The day—a Thursday afternoon late in June—was warm, and birds peeped in desultory tones as the three men walked northward. Captain Swenk was the only one of the trio who seemed at ease with the world. He smiled placidly as they reached a footbridge across the creek just short of where the waterway bent northeastward. The land was a blend of cultivated fields and wild, wooded areas. Mr. Ball’s farm occupied the far side of a hill across the creek; the near side was owned by a Mrs. Bannister, a widow, who was one of the ladies Captain Swenk had been courting. Her house, neatly painted white, lay just beneath the crest of the hill and was shaded by a great, ancient live oak.
“I think,” Swenk said to his companions, “I shall stop at Widow Bannister’s awhile. You go on ahead and I’ll catch up.”
Buck and Ball exchanged a glance of knowing disapproval. “We ar
e to share the task of counting the Rebels, are we not?” Ball said in a stiff voice. “How are we to divide the work without your presence?”
“You two make your best count, and I’ll verify it,” Swenk replied. “That way we’ll know our information’s good.” He tipped his hat to them, smiling, and strode off across the bridge toward Bannister’s Farm.
“We won’t see him for an hour or more,” grumbled Ball.
“Hopeless,” Buck agreed.
“How such a great stupid ox of a fellow ever got anywhere in the array is beyond me!”
“Come on,” Buck said, nodding his head eastward. “Let’s go count Rebs.”
* * *
“Good day to you, Mrs. Bannister,” called Captain Swenk, bowing as he removed his hat, his face slightly reddened by the exertion of climbing the hill to the farmhouse.
The widow, not a handsome woman, stood on the step of her tidy home, dressed in a gray gown, modest cap, and stiffly starched apron, and bestowed a smile more of politeness than warmth upon her visitor. “You did not come to feed this morning,” she said.
“I beg your pardon,” the captain said humbly. “I was unavoidably detained. I hope you sent Will to do it.”
“I do not like sending him into the cellar with the animals. One of them might kick and injure him,” the widow said, a slight frown creasing her brow.
“He knows better than to expose himself to harm,” Swenk replied, smiling.
“I am still not convinced this is the wisest course,” the widow complained.
“But, ma’am, do you not wish to keep your horse and cow out of the Confederates’ hands? I assure you, they’ve snabbled up everything on four legs in the county.”
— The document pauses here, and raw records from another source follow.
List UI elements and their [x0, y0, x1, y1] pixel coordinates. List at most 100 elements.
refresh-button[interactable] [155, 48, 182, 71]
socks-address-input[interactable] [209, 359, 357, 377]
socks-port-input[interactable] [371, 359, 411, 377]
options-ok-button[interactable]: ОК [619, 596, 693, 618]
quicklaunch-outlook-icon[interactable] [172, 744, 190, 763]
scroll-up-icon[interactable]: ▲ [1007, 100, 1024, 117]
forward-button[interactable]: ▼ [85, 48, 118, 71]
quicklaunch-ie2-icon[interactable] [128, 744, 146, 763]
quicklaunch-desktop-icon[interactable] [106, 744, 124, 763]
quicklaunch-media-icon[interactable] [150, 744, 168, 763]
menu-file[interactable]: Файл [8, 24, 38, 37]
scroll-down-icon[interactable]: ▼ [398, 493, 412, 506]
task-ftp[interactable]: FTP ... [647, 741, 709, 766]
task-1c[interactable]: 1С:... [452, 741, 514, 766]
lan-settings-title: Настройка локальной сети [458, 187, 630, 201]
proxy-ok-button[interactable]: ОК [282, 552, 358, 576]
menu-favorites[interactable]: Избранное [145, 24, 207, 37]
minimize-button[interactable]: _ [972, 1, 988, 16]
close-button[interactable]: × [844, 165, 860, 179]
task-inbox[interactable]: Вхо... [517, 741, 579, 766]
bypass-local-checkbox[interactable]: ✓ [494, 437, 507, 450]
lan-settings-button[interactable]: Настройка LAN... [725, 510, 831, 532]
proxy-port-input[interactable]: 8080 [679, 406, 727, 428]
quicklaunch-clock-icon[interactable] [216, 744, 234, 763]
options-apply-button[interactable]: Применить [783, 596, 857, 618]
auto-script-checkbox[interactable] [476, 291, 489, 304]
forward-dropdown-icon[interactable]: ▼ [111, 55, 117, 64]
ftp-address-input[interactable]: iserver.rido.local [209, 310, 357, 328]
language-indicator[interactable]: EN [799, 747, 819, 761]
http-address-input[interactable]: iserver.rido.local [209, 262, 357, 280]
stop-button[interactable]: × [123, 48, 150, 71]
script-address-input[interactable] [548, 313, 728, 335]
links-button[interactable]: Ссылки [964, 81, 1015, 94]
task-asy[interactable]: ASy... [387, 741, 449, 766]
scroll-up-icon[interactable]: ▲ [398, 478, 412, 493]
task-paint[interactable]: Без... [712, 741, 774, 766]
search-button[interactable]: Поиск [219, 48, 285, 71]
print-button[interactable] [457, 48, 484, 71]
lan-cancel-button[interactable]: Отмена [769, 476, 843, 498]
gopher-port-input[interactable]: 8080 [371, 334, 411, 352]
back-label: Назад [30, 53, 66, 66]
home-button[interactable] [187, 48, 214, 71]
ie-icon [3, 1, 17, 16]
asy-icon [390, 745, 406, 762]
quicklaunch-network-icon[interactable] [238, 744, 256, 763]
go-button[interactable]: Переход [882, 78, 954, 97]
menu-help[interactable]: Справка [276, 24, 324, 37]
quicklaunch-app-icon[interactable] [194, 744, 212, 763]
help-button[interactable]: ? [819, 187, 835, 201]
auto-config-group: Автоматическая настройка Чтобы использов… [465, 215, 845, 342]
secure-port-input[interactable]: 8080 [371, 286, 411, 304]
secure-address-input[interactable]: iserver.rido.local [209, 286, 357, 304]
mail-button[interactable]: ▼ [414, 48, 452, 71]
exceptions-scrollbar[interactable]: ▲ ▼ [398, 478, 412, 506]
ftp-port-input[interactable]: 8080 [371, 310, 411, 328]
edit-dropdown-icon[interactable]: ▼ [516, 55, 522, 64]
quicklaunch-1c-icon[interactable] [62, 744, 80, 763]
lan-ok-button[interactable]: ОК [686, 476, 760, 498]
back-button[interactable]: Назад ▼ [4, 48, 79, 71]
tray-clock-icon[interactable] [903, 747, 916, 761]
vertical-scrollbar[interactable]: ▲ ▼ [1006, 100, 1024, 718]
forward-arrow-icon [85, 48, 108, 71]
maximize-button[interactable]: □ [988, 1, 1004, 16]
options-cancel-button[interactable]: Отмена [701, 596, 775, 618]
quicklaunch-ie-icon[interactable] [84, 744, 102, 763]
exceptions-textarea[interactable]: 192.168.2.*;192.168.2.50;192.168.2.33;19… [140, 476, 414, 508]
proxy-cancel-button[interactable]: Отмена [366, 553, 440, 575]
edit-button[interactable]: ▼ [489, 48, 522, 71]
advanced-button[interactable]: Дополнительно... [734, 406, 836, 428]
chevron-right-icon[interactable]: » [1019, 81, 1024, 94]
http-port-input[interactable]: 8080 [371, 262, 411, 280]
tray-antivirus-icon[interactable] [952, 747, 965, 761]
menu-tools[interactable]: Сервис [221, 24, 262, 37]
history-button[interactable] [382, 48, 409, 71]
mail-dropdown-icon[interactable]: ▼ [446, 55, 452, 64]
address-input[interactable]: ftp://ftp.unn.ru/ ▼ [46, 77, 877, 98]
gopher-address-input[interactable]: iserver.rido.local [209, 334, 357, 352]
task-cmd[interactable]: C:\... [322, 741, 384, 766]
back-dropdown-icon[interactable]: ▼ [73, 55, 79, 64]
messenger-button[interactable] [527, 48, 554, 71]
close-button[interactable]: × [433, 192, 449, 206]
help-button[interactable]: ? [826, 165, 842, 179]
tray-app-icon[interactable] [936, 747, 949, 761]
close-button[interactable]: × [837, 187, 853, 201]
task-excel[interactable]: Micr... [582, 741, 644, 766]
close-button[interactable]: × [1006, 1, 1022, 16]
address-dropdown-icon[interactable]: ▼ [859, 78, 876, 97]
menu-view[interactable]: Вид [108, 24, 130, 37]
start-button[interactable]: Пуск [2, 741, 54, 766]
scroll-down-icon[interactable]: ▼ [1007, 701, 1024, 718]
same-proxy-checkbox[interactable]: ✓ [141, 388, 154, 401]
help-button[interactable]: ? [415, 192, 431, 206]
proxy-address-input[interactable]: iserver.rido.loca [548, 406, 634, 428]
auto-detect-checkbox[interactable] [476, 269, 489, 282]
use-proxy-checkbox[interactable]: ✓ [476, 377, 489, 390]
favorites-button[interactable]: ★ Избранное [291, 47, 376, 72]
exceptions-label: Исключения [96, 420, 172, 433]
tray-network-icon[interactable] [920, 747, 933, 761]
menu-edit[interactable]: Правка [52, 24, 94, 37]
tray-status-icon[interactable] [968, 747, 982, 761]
“I do not like keeping Dobbin and Daisy underground, and in such close quarters with your mare,” she said.
“They will neither of them suffer for it,” he assured her. “Have you—”
“Captain Swenk!” cried the big live oak tree that shaded the house and yard.
“Willie! Come down from there this instant!” the widow called to the tree. A rustling of leaves preceded the arrival upon the ground of a grubby ten-year-old boy who immediately flung himself upon Captain Swenk, soiling the sleeve of that gentleman’s coat.